1.米国雇用統計とは
米国雇用統計とは米国の雇用情勢、つまり就業者・失業者の人数の統計で最も重要といわれる経済指標です。米国の経済規模は全世界の約20%を占め、世界最大の経済大国です。そのうち約70%を個人消費が占めています。

すなわち米国経済の良し悪しは個人消費が増えるか減るかにかかっており、米国雇用統計はその動向を占う重要な指標であると言えます。米国の就業者数が増え、失業者数が減ると消費が増え景気が良くなる可能性が高まります。また逆に就業者数が減り、失業者数が増えると個人所得が減りますので消費が減り景気が悪くなる可能性が高まるのです。

2.雇用統計の詳細
・失業率
16歳以上の働く意思を持つ労働力人口のうち失業者の占める割合。

・非農業部門雇用者数
農業部門を除く産業分野で政府機関・民間企業に雇用されている人の数。従業者数約4500万人。対象事業社数は約59万社、全米の約1/3にあたります。失業率の家計調査と異なり農業従事者、自営業は含みません(15年3月時点)。毎月20万人程度増加した場合、失業率は低下していくとみられています。
3.米国雇用統計の影響力は?
超大国アメリカの金融政策は、世界中の中央銀行の金融政策に影響しますので、世界中の株式相場・債券市場・外国為替に多大な影響力を及ぼします。米国中央銀行である連邦準備制度理事会(FRB)は金融政策の決定に当たっては雇用統計を重要視していますので注目度は最高レベルといえます。
4.米国雇用統計の注意点
雇用統計は米国の雇用情勢を網羅しており、非常に有効な指標です。しかし、次のような注意点があります。
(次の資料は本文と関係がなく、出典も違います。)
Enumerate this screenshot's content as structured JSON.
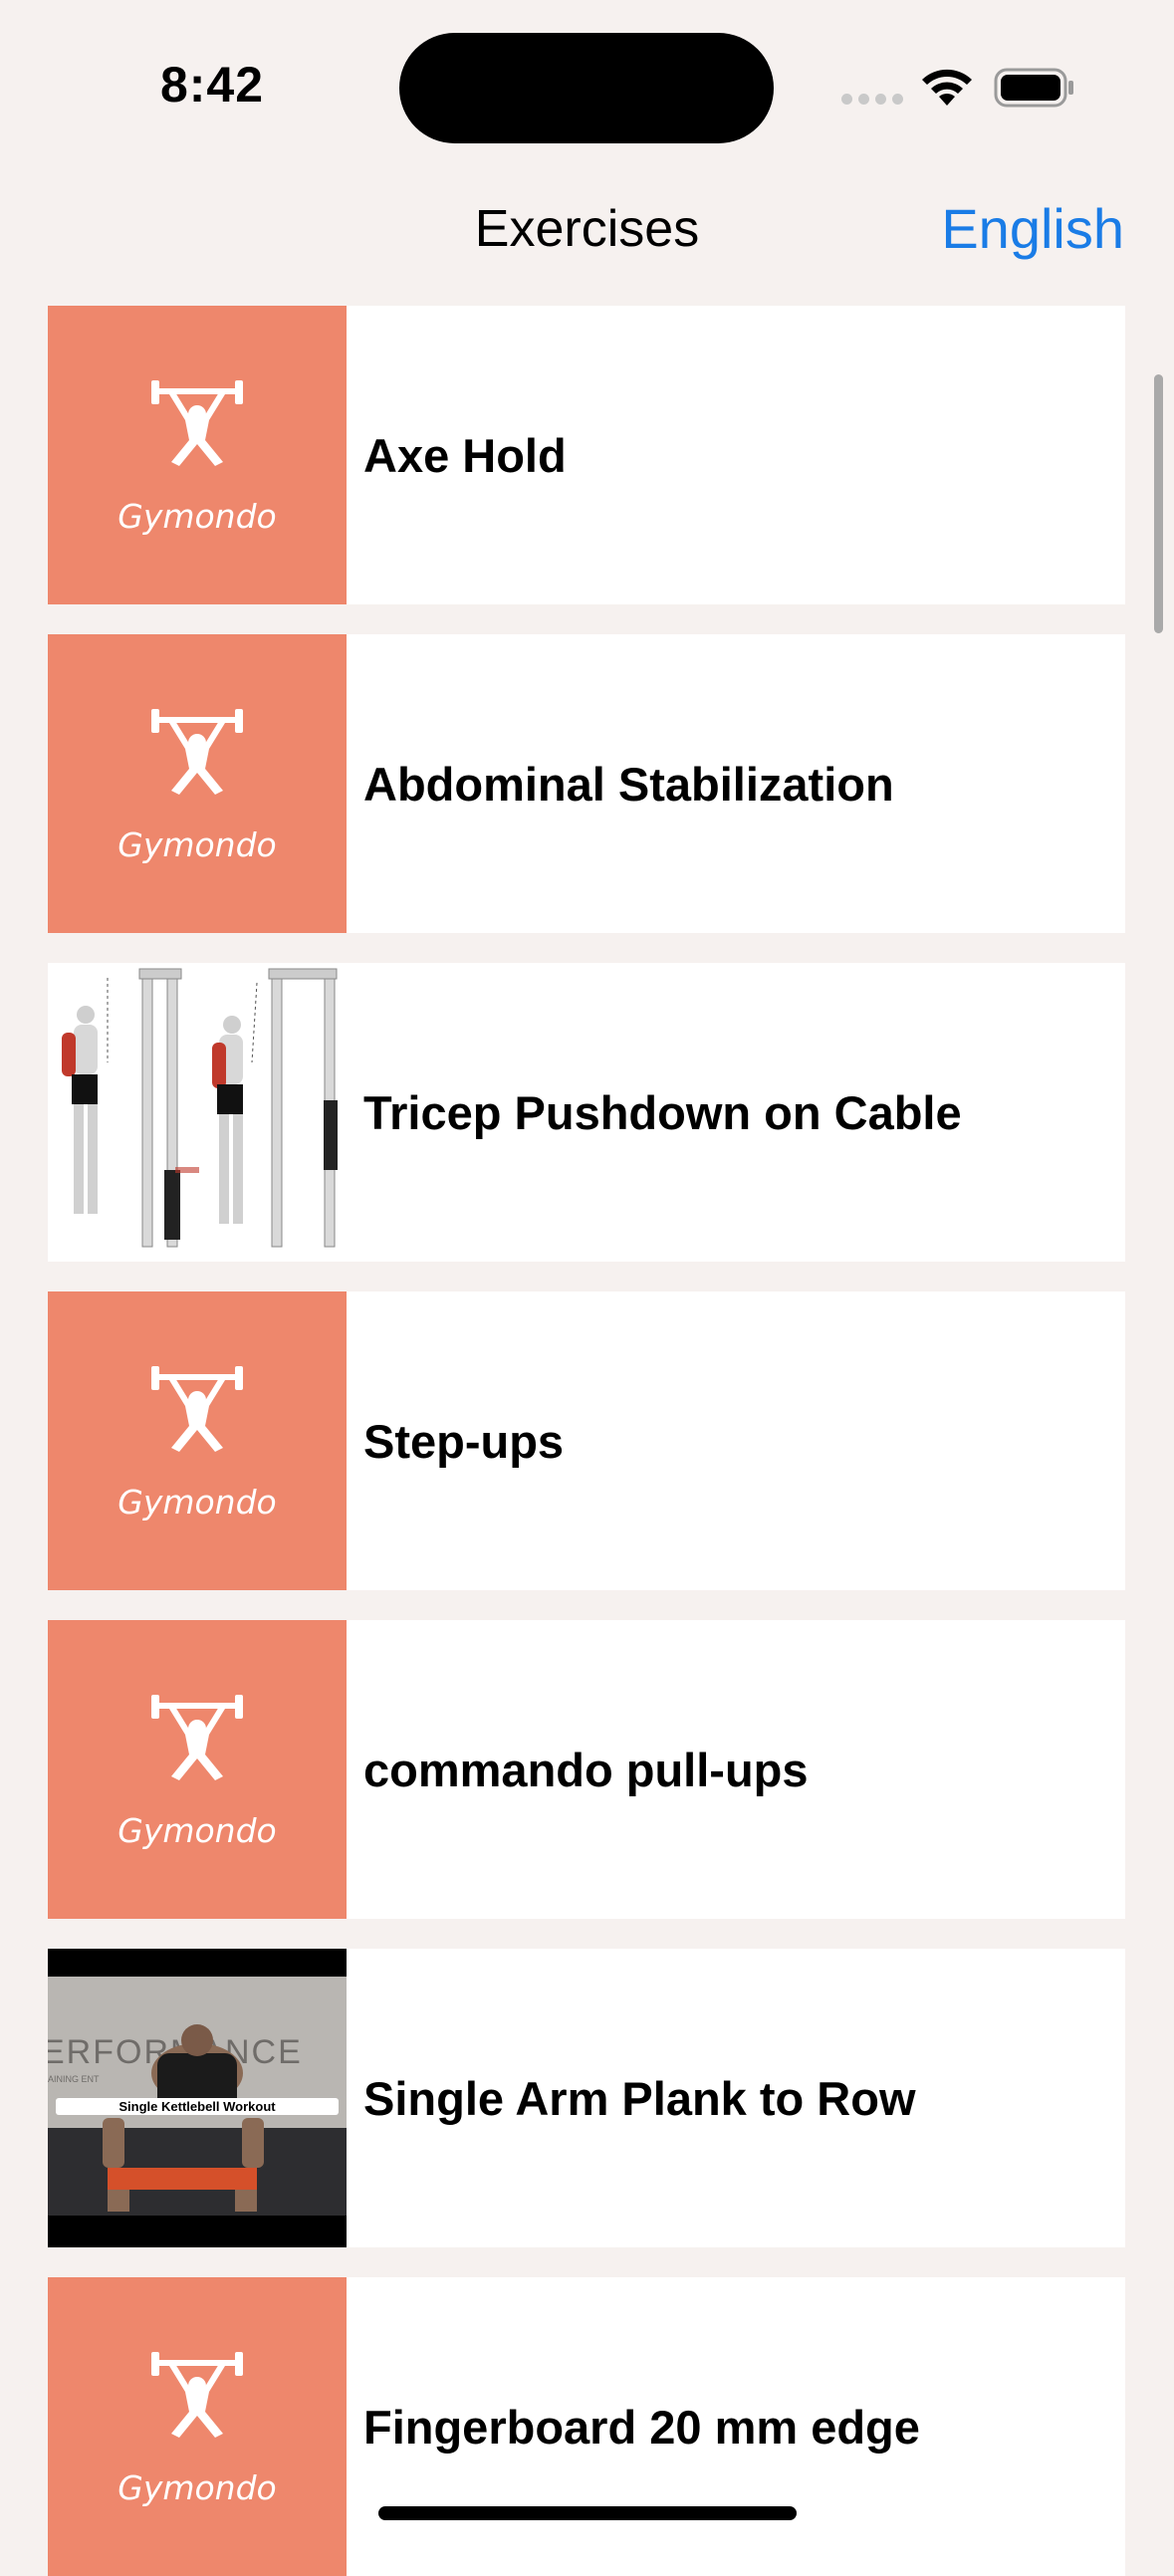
{
  "status_bar": {
    "time": "8:42"
  },
  "nav": {
    "title": "Exercises",
    "language_button": "English"
  },
  "exercises": [
    {
      "name": "Axe Hold",
      "thumbnail": "gymondo-logo",
      "logo_text": "Gymondo"
    },
    {
      "name": "Abdominal Stabilization",
      "thumbnail": "gymondo-logo",
      "logo_text": "Gymondo"
    },
    {
      "name": "Tricep Pushdown on Cable",
      "thumbnail": "tricep-pushdown-illustration"
    },
    {
      "name": "Step-ups",
      "thumbnail": "gymondo-logo",
      "logo_text": "Gymondo"
    },
    {
      "name": "commando pull-ups",
      "thumbnail": "gymondo-logo",
      "logo_text": "Gymondo"
    },
    {
      "name": "Single Arm Plank to Row",
      "thumbnail": "kettlebell-workout-photo",
      "photo_caption": "Single Kettlebell Workout",
      "photo_wall_text": "ERFORMANCE",
      "photo_wall_subtext": "AINING        ENT"
    },
    {
      "name": "Fingerboard 20 mm edge",
      "thumbnail": "gymondo-logo",
      "logo_text": "Gymondo"
    }
  ],
  "colors": {
    "background": "#F6F1EF",
    "logo_tile": "#EE876C",
    "accent_blue": "#1A7CE6",
    "row_background": "#FFFFFF"
  }
}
①失業率と非農業部門雇用者数が調査対象数や調査方法の違いから整合性が無い場合があります。(失業率が低下しているにもかかわらず、非農業部門雇用者数が増加していないケースなどがあります)

②季節要因による変動があり、数字の振れ幅が大きくなりがちです。季節要因の例としては年末のクリスマス商戦などで小売等の部門の雇用が増加するケースなどがあります。

③雇用統計は遅行指標と言われます。

④国勢調査などで大規模な臨時雇用があった時など一時的な要因で雇用者数が増える場合があります。
5.発表期間・発表時期
米国雇用統計の発表期間はアメリカ労働省の労働統計局です。発表日時は、毎月第一金曜日。米国東部時間8時30分に前月分が発表されます。日本時間ではアメリカが夏時間の場合は21時30分、冬時間の場合は22時30分になります。